EclectEcon

Economics and the mid-life crisis have much in common: Both dwell on foregone opportunities

C'est la vie; c'est la guerre; c'est la pomme de terre . . . . . . . . . . . . . email: jpalmer at uwo dot ca


. . . . . . . . . . .Richard Posner should be awarded the next Nobel Prize in Economics . . . . . . . . . . . .

Wednesday, March 23, 2005

Who Responds to What Incentives?

Speaking of alcohol...

Ordinarily, one would expect that lowering the blood alcohol content [BAC] limits that apply to automobile drivers would lead to reduced driving under the influence [DUI]. Maybe it does, but not always, according to a recent paper by Carpenter and Harris [abstract available at
this link; guest registration available for the entire paper].

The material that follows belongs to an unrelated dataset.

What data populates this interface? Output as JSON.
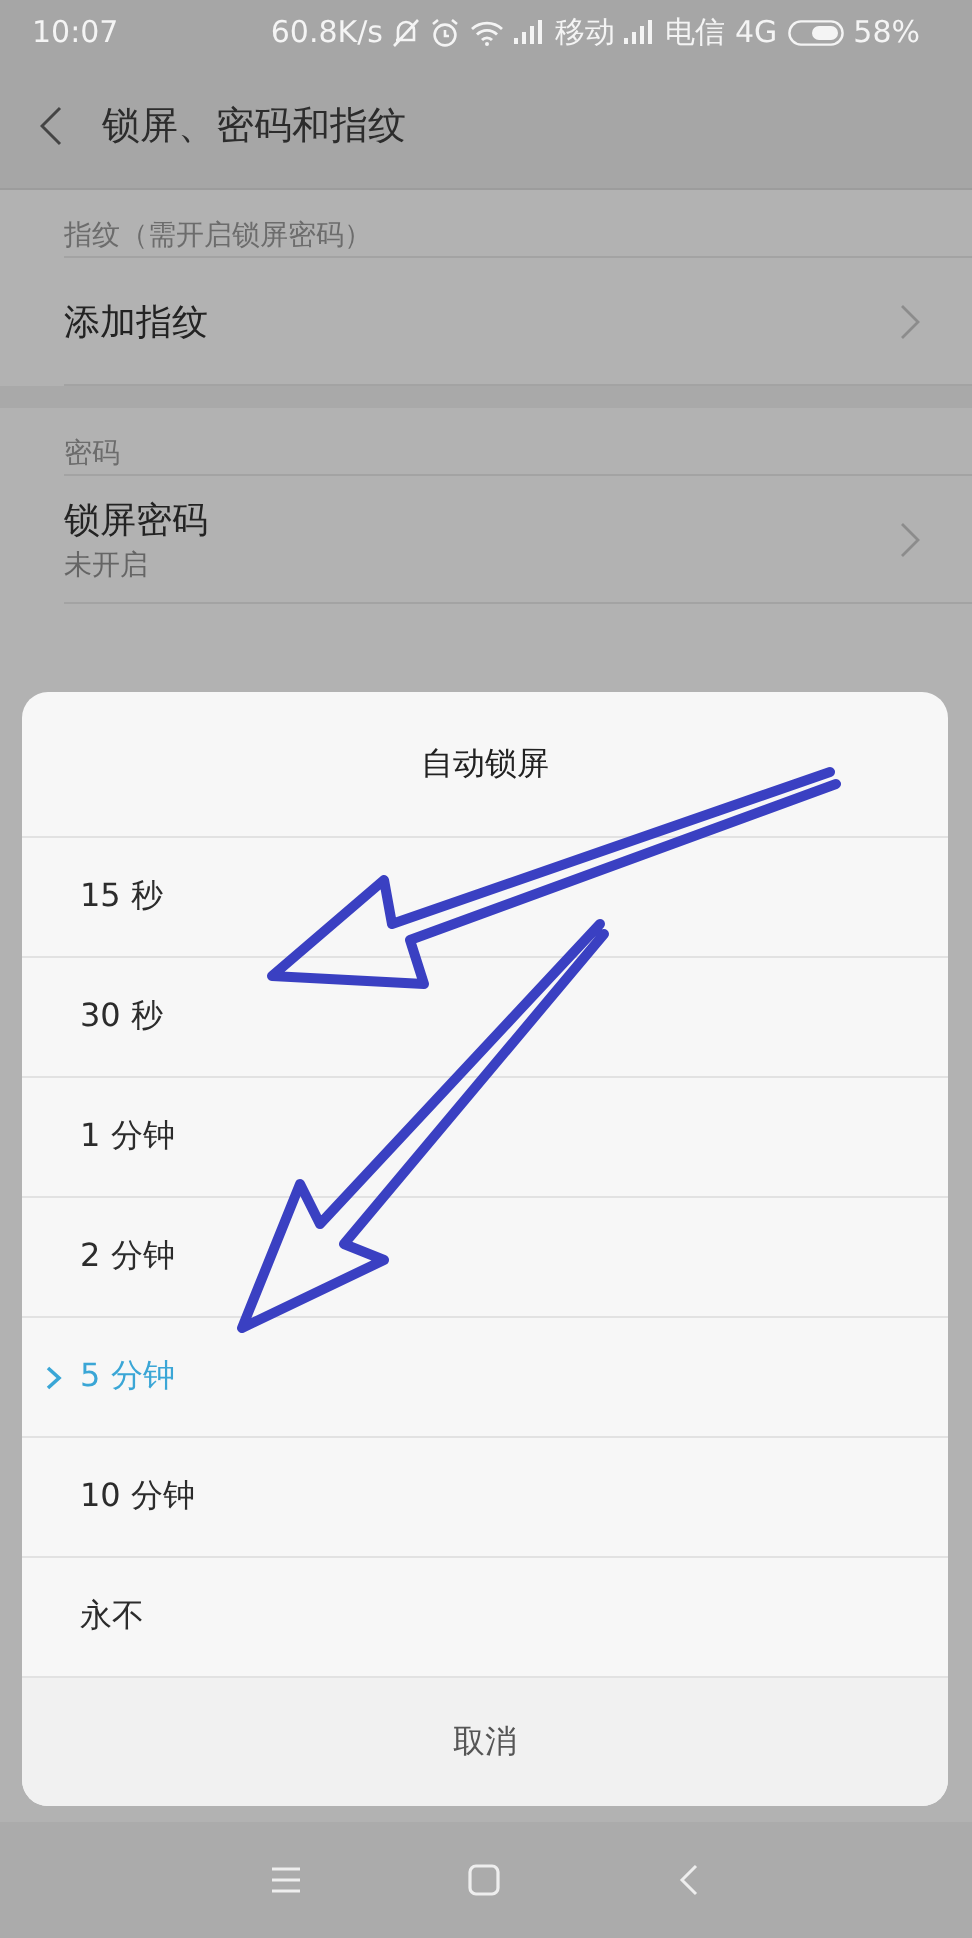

Over the past two decades, states have toughened their adult drunk driving laws by setting the legal blood alcohol content (BAC) threshold at .08, down from .10. Although several studies have shown that these laws have been effective at reducing alcohol-related traffic fatalities, there is very little evidence on the underlying behavioral mechanisms through which .08 BAC laws achieve the fatality reductions. We estimate reduced form models of the effects of .08 BAC laws on a wide range of self-reported alcohol-related risk behaviors using large samples from the Behavioral Risk Factor Surveillance System (BRFSS) and the National Surveys on Drug Use and Health (NSDUH) from 1999-2003 – a period when 32 states’ .08 BAC laws went into effect. Models with state and year fixed effects provide no evidence that .08 BAC laws reduced alcohol-involved driving, and we similarly find no effects on drinking participation or the likelihood of binge drinking.
These results are enough to make one wonder whether (a) economics isn't as powerful an explanation as we'd like to think, and/or (b) there is something wrong with the study. But reading on, we see

We do find robust evidence, however, that .08 BAC laws reduced past month alcohol consumption among moderate drinking males by about five percent. These reductions are larger for older, college educated, and married men. Taken together with results from previous research on other drunk driving interventions, our findings confirm a general deterrence effect and suggest that tougher drunk driving laws work primarily by reducing alcohol consumption.

I'm not quite sure how this conclusion follows from their results. There's no evidence that lowering the BAC limits led to reduced alcohol-involved driving, yet tougher drunk driving laws work primarily by reducing alcohol consumption? Perhaps I am missing something.

What I see from these results is that people who have a lot to lose [older, college-educated, married men], and who probably were less likely to engage in DUI in the first place, cut back on their drinking when the BAC limits were lowered. They probably did so as a form of risk reduction; for them, drinking less is analogous to buying some specific insurance. But if, overall, lower BAC limits had no impact on alcohol-involved driving, how could the authors have possibly come to the conclusion they did?